Joint venture sulle reti: il "piano B" di At&T e DT

IL MERGER USA

Secondo indiscrezioni le due telco starebbero lavorando ad un progetto alternativo al merger Usa. Ma i protagonisti negano: "Andiamo avanti sul progetto originario"

di Patrizia Licata
Esiste o no un "Piano B" per la vendita di T-Mobile Usa a At&t, nel caso la proposta di merger fallisse sotto i colpi dell'opposizione dei regolatori americani? Nonostante quanto riportato dal Wall Street Journal, ovvero che At&t e Deutsche Telekom starebbero già studiando modalità alternative per cooperare - in particolare, una joint venture sulle reti - le aziende negano che esista un Piano B e restano impegnate a portare avanti il piano originario: 
un portavoce di Deutsche Telekom ha smentito ufficialmente quanto scritto dal quotidiano finanziario.
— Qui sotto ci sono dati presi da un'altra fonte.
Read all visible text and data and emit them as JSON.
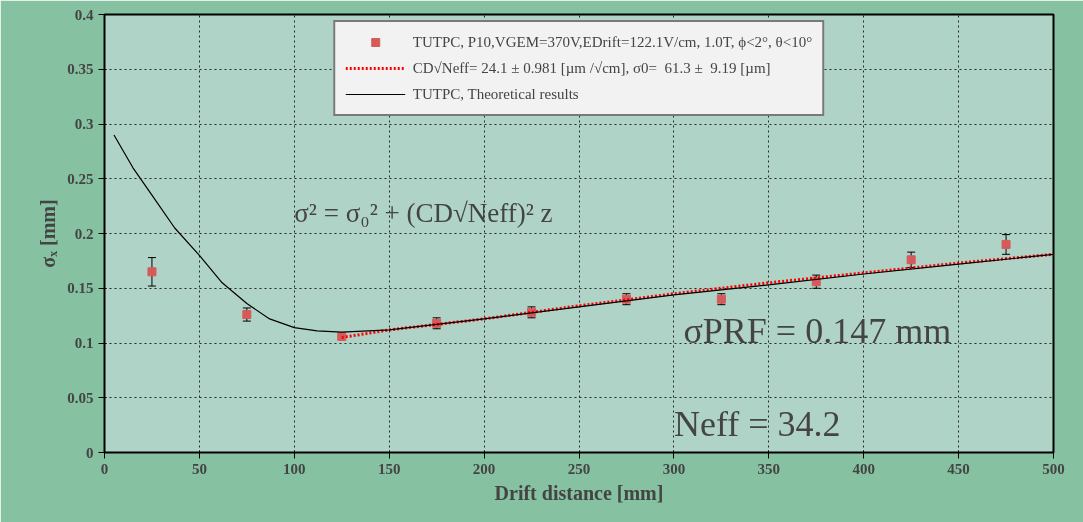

Il Wall Street Journal aveva citato “persone a conoscenza dei fatti” e riferito che At&t e Deutsche Telekom stanno discutendo la formazione di una joint venture per mettere in comune le attività di rete mobile negli Stati Uniti nel caso la vendita di T-Mobile Usa non riesca ad andare in porto. Queste trattative, secondo il Wsj, sarebbero in fase iniziale e comunque il presunto “Piano B” verrebbe considerato solo come estrema risorsa nel caso fallisse l’accordo principale, che continua a rappresentare il vero interesse per entrambe le parti.


La 
joint venture è un’opzione che Deutsche Telekom ha già usato in Gran Bretagna quando ha unito la sua divisione mobile locale T-Mobile in partnership con la francese Orange lo scorso anno, dando vita al maggior carrier wireless del Regno Unito. L’allora chief regional officer per l’Europa di Deutsche Telekom, che ha avuto un ruolo chiave nel realizzare la jv britannica, è l’attuale chief executive di T-Mobile Usa, Philipp Humm.



"Non è affatto un’ipotesi peregrina che At&t e Deutsche Telekom stiano considerando delle alternative e una joint venture sulle reti può ben rappresentare una delle opzioni”, commenta Stefan Borscheid, analista di LBBW. "Tuttavia, anche in questo caso le due aziende devono stare attente a come strutturano la jv sulle reti, per ottenere l’approvazione del regolatore”.

Secondo il Wsj, una possibilità è che nella jv entrambe le aziende usino lo spettro di T-Mobile, che è ciò che interessa a At&t per potenziare la capacità delle sue reti mobili, mentre Deutsche Telekom manterrebbe i suoi clienti mobili americani. Non è chiaro invece, in caso di jv, che fine farebbe la break-up fee che At&t si è impegnata a pagare a Deutsche Telekom se fallisce la vendita di T-Mobile Usa; forse ne verrebbe versata solo una parte.

Come noto, At&t si è accordata con Deutsche Telekom per acquistare T-Mobile Usa per 39 miliardi di dollari, ma l’operazione, subito criticata dai carrier rivali, si è scontrata con l’opposizione del dipartimento di Giustizia e di recente anche con quella della Federal Communications Commission. Quest'ultima ha pubblicato proprio questa settimana uno studio di 109 pagine in cui sostiene che la fusione tra At&t e T-Mobile Usa sarebbe un danno per la concorrenza e finirebbe col far salire i prezzi per i clienti finali.

Al report della Fcc At&t ha immediatamente replicato definendo il documento “completamento privo di equilibro e credibilità”. Secondo Jim Cicconi, capo della lobby che difende gli interessi di At&t nel mondo politico, “Il report è sleale”, una sorta di crociata nemmeno tanto velata contro la telco americana e non un’analisi obiettiva.